Take, for example, the dust-up over studying chronic traumatic encephalopathy (CTE), a degenerative brain condition increasingly diagnosed in people who have endured repeated hits to the brain. It has so far been diagnosed in more than 300 former NFL players.
In 2012, the league agreed to donate millions to the National Institutes of Health to research the condition, but ultimately backed out of funding a project over the NIH’s selection of a scientist who had criticized the NFL.
Democratic members of the House Energy and Commerce Committee called out the NFL for attempting to “use its ‘unrestricted gift’ as leverage to steer funding away from one of its critics” in a 91-page report in 2016, but no actual punishment stemmed from the alleged impropriety. Taxpayers ended up footing the $16 million bill for the research. (The NFL broadly rejected the report’s claims.)

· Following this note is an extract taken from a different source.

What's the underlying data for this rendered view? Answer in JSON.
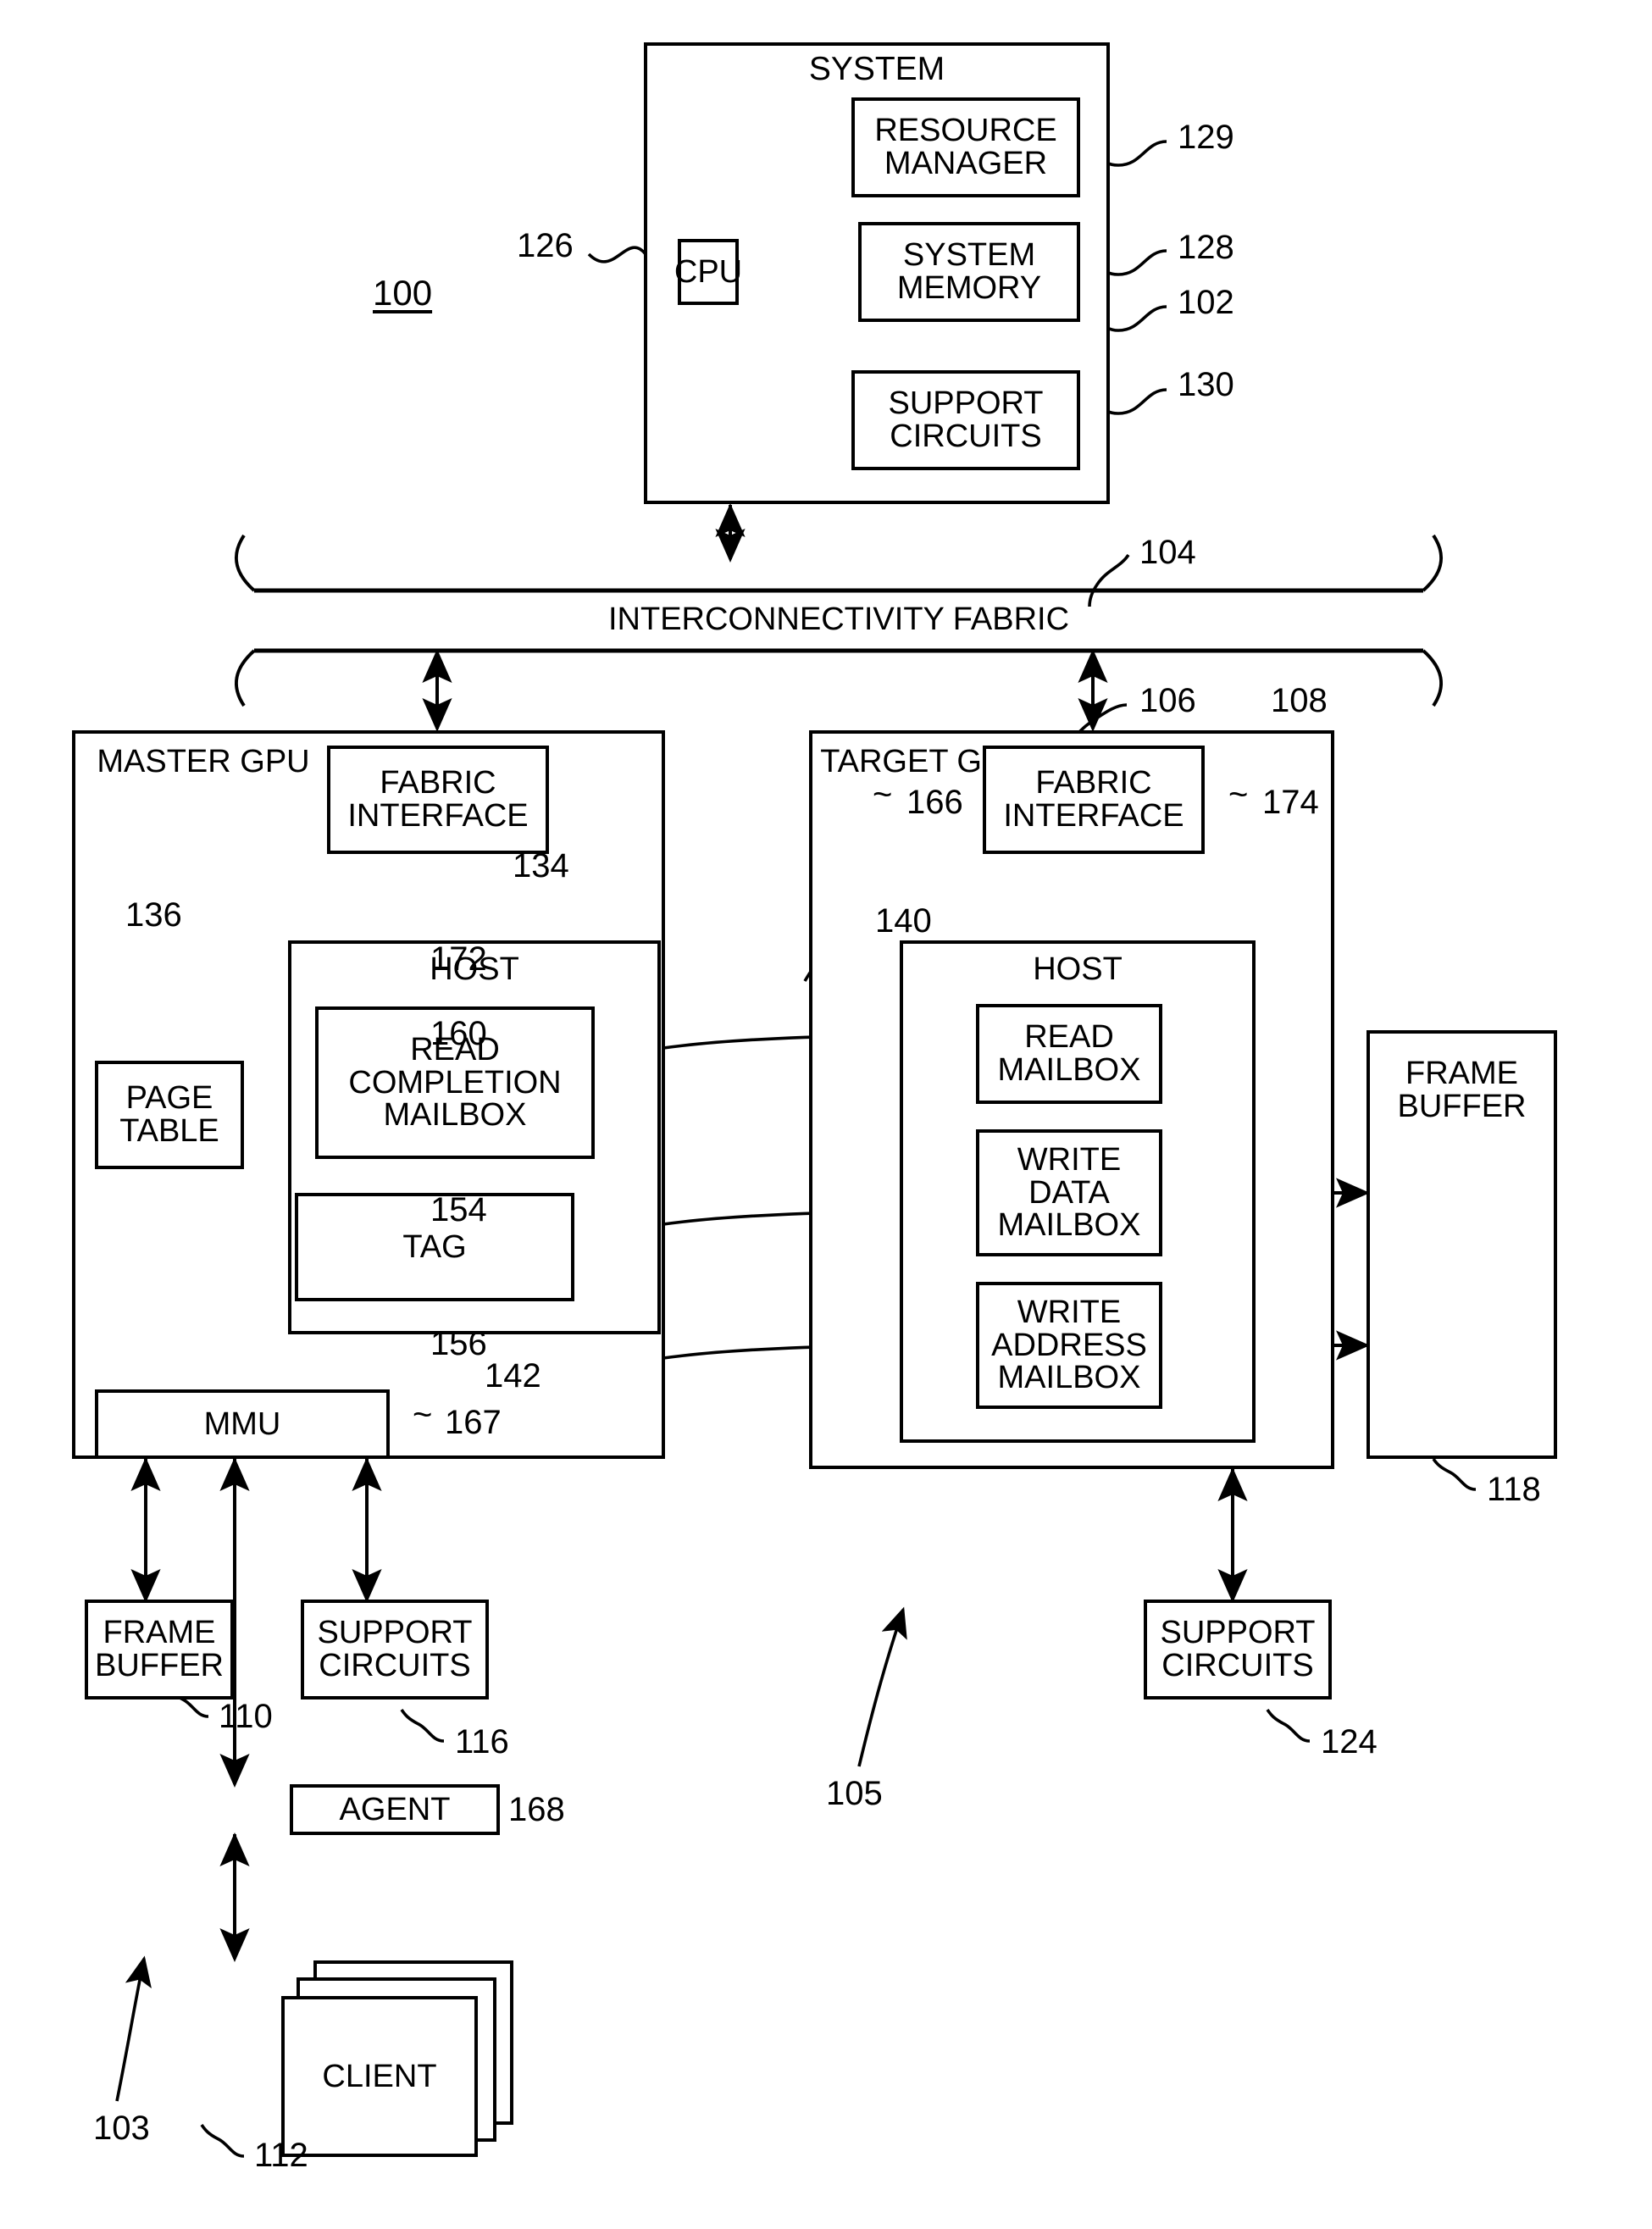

Congress may follow the same playbook in response to the more recent allegations: Blowing the whistle—like an NFL referee did when he (erroneously) thought star Bengals quarterback Joe Burrow stepped out of bounds during a touchdown pass against the Las Vegas Raiders on Jan. 15, or when Congress wrote a lengthy report on CTE research funding—but ultimately not issuing any significant punitive penalties.